Besonders sein Portal "denkste-mit.de" sticht hervor: Die Internetseite vertritt Verschwörungstheorien, nach denen europäische Medien Propaganda verbreiten, Multimilliardäre die Welt steuern und Parteien - wie in der DDR - Demokratie nur vortäuschen. "Ich habe versucht, mit ihm darüber zu sprechen, aber es war nicht möglich - ich stieß nur auf Misstrauen und Ablehnung, da waren so tiefe Gräben", so die Pfarrerin.

Immer wieder müssen sich Pfarrgemeinden damit auseinandersetzen, wie sie mit AfD-sympathisierenden Gläubigen umgehen sollen, die sich im Pfarreileben engagieren. Lamprecht rät zu differenziertem Hinschauen: "Was heißt AfD-nahes Gemeindemitglied? Wie weit ist derjenige in der Partei engagiert und welche Positionen hat er in der Gemeinde?" Der AfD-Pressesprecher könne wohl im Kirchenchor mitsingen, seine Mitwirkung im Ausschuss Öffentlichkeitsarbeit hingegen wäre problematisch.

Handreichung der Evangelischen Kirche Berlin-Brandenburg

Ein hilfreiches Instrument scheint auch eine neue Handreichung der Evangelischen Kirche Berlin-Brandenburg-schlesische Oberlausitz: Sie führt Kriterien auf, die einen Ausschluss vom Ältestenamt wegen menschenfeindlichen Verhaltens begründen, und wendet das exemplarisch auf Gruppierungen an wie etwa die Identitäre Bewegung oder Reichsbürger sowie auf Parteien wie NPD oder AfD.

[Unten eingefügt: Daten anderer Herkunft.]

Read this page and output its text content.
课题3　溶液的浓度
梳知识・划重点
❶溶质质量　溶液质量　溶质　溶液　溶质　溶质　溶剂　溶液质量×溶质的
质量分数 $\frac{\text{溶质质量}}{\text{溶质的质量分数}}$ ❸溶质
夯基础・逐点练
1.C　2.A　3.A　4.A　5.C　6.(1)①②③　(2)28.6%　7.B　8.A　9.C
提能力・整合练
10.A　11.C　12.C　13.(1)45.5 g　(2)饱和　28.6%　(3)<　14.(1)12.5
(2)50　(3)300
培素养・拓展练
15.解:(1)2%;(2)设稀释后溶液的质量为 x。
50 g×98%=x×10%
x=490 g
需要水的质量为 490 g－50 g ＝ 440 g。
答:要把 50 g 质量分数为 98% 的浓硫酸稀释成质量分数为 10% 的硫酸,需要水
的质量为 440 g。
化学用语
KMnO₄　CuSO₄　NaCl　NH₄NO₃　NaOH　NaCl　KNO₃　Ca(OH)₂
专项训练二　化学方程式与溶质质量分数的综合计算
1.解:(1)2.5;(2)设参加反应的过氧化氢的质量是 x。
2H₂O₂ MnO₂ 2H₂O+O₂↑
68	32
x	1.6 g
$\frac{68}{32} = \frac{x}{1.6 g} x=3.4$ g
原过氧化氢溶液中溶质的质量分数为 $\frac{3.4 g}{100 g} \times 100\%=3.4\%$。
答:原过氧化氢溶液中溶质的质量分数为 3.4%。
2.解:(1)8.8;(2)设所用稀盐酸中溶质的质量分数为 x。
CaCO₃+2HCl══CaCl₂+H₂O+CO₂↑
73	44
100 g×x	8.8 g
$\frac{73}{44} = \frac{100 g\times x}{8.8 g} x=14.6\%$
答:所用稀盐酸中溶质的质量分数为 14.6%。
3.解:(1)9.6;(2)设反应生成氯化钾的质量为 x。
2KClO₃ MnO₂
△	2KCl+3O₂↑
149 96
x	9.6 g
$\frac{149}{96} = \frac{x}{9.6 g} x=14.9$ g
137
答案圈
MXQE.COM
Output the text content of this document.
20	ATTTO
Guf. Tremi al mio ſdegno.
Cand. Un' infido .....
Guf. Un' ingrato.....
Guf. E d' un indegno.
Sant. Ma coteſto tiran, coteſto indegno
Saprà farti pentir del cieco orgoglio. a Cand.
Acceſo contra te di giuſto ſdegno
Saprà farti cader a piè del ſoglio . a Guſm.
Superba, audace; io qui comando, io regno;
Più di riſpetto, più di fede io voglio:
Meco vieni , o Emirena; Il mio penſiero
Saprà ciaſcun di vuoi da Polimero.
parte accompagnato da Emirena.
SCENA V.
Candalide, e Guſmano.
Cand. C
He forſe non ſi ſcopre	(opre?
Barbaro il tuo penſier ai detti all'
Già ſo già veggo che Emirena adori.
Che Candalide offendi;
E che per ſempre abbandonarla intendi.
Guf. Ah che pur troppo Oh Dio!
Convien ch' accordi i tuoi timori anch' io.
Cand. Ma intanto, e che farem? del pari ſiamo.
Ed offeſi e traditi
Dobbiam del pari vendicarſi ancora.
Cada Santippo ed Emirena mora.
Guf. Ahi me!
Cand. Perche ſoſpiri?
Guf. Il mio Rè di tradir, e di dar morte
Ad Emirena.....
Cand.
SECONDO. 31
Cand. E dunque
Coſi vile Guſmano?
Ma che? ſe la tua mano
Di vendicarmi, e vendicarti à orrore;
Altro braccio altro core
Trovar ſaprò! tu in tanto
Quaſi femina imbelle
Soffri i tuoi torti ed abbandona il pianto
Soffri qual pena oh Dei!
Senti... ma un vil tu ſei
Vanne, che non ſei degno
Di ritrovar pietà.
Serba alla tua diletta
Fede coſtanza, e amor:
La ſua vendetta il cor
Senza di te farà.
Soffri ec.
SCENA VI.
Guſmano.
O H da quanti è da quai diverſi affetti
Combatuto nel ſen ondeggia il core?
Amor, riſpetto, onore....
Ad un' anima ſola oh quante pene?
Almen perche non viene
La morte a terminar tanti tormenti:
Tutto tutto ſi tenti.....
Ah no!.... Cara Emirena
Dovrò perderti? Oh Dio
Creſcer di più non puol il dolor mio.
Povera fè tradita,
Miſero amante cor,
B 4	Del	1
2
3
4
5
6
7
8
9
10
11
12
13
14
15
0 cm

Zu fruchten scheint ebenfalls eine Initiative der Katholischen Akademie Dresden, die mit dem "SachsenSofa" im ländlichen Raum unterwegs ist, um Politiker und Kirchenvertreter mit den Menschen vor Ort über gesellschaftspolitische Themen ins Gespräch zu bringen.

Die katholische Sozialethikerin Marianne Heimbach-Steins verwies darauf, dass die AfD über Themen wie Lebensschutz, Islam und Gender eine Nähe zu christlichen Positionen suggerieren wolle. Bei genauerem Hinsehen zeige sich aber deutlich, dass dem nicht so sei. Eine von Heimbach-Steins mitherausgegebene Studie hatte die (Un-)Vereinbarkeit der AfD-Programmatik mit der katholischen Soziallehre untersucht.